Ten Minutes with Susan Anderson
Susan Anderson of Westport’s White Birch Studio on Creating Personality-Packed Spaces
Photographs: Ann Loynd
Westport-based interior designer Susan Anderson opened her store, White Birch Studio, to provide clients with a gallery of ideas different from any other design shop. “You have more roads to take,” Anderson says of the varying aesthetics in her store, which features an eclectic mix of offerings from vintage to modern with touches of elegance and whimsy. “It’s not a carbon copy” of competing businesses, she says.
As a result, the store’s unique items help the designer tune into her clients’ tastes. “I see what they’re drawn to,” Anderson says. “I want them to get comfortable with choices that are very scary to make,” choices that create a room’s concept. Anderson prefers interiors with some negative space, clean lines and a few objects. “I’m not the kind of designer that feels you have the fill every corner.”
Which is why finding the right things is so important. Though she insists there’s no magic formula, Anderson’s honed eye leads her to one-of-a-kind gems. She points to “elegant yet earthy” 22-karat gold lined clay bowls she found on a weekend trip to Vermont as an example. “I stumbled upon them and knew they were the right look for my store.”

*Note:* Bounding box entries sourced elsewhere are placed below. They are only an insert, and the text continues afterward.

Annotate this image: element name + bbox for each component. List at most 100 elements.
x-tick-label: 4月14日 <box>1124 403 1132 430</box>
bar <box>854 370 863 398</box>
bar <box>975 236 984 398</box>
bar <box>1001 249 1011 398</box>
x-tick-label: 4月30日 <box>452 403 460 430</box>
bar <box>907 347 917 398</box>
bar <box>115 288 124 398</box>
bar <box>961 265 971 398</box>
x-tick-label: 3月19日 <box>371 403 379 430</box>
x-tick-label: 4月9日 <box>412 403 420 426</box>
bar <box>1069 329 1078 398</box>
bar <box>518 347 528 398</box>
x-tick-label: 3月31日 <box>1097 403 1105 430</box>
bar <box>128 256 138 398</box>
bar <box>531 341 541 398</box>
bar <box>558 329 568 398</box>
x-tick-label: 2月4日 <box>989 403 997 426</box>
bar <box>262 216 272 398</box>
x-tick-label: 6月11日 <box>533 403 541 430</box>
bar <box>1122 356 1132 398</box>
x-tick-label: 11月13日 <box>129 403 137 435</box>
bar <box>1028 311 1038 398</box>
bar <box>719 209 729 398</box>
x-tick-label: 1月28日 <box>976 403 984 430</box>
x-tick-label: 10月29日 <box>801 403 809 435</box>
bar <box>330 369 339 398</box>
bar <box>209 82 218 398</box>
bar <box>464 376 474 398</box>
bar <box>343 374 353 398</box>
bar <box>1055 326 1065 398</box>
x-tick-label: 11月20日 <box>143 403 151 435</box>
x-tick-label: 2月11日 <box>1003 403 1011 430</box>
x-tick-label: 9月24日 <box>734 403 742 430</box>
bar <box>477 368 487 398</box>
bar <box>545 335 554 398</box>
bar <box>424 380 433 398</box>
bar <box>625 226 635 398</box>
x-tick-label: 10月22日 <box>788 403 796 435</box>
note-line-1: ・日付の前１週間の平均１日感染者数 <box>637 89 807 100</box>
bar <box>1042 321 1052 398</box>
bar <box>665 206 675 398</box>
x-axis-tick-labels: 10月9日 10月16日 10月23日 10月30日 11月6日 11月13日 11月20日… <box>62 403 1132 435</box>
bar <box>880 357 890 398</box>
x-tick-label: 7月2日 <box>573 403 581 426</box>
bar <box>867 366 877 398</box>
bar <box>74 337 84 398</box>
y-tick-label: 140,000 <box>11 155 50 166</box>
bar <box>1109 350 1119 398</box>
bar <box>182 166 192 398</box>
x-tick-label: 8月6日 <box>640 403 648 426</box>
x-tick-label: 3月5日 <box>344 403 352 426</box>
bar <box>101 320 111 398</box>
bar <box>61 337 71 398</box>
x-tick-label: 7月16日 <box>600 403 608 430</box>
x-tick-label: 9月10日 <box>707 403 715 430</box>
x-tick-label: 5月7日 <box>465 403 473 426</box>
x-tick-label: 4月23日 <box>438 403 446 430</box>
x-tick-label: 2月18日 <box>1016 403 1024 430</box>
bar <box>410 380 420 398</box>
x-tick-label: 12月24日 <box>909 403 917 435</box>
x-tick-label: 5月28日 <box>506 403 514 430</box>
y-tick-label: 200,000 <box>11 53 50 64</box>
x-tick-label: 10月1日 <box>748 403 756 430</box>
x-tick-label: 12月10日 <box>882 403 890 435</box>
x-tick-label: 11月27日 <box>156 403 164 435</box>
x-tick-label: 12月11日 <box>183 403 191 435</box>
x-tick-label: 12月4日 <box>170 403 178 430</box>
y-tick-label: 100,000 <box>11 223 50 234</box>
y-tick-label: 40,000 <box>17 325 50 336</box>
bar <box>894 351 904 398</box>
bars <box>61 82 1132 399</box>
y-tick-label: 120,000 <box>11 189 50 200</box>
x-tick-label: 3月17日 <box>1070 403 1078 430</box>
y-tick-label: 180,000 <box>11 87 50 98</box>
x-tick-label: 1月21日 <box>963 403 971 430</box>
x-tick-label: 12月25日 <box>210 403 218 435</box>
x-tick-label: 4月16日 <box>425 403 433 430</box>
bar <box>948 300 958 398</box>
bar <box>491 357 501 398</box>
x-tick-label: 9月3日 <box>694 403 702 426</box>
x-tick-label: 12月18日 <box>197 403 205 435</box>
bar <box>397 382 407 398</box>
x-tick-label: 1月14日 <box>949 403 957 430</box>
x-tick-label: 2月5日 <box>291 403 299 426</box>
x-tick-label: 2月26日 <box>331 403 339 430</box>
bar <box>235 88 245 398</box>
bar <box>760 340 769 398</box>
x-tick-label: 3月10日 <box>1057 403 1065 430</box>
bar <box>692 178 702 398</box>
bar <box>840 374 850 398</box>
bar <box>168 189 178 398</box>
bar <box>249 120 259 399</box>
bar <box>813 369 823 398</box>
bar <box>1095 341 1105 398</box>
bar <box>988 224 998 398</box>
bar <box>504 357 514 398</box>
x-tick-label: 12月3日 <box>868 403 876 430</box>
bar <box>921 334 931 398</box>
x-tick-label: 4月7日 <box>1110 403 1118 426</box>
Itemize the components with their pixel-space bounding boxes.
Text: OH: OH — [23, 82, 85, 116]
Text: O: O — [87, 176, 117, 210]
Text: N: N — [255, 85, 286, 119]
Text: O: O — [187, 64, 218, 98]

Intuition plays a role, but the designer suggests starting out with large, neutral objects and layering from there. She chooses beiges, grays and creams for sofas and staple pieces, then adds pops of color.
But which comes first, the chicken or the egg? Anderson says that she often finds a great item that inspires a room. For a recent project, it was a wood-topped table featuring a sculpted metal base. “That item told me: This house is not industrial, it is not cold modern; it has clean lines and elegance that has to continue,” she recalls.
In her own home, her work is never done. When her 19th-century barn-turned-house was completely finished, it was time to move on. The designer chose a mid-century modern—the antithesis of that old barn—as the place to start the design process anew. “It was time for a new adventure,” she says.
Next on the docket, look out for White Birch Studio’s online store, coming in September. Anderson says the site will feature items with the same feel, but with a broader selection.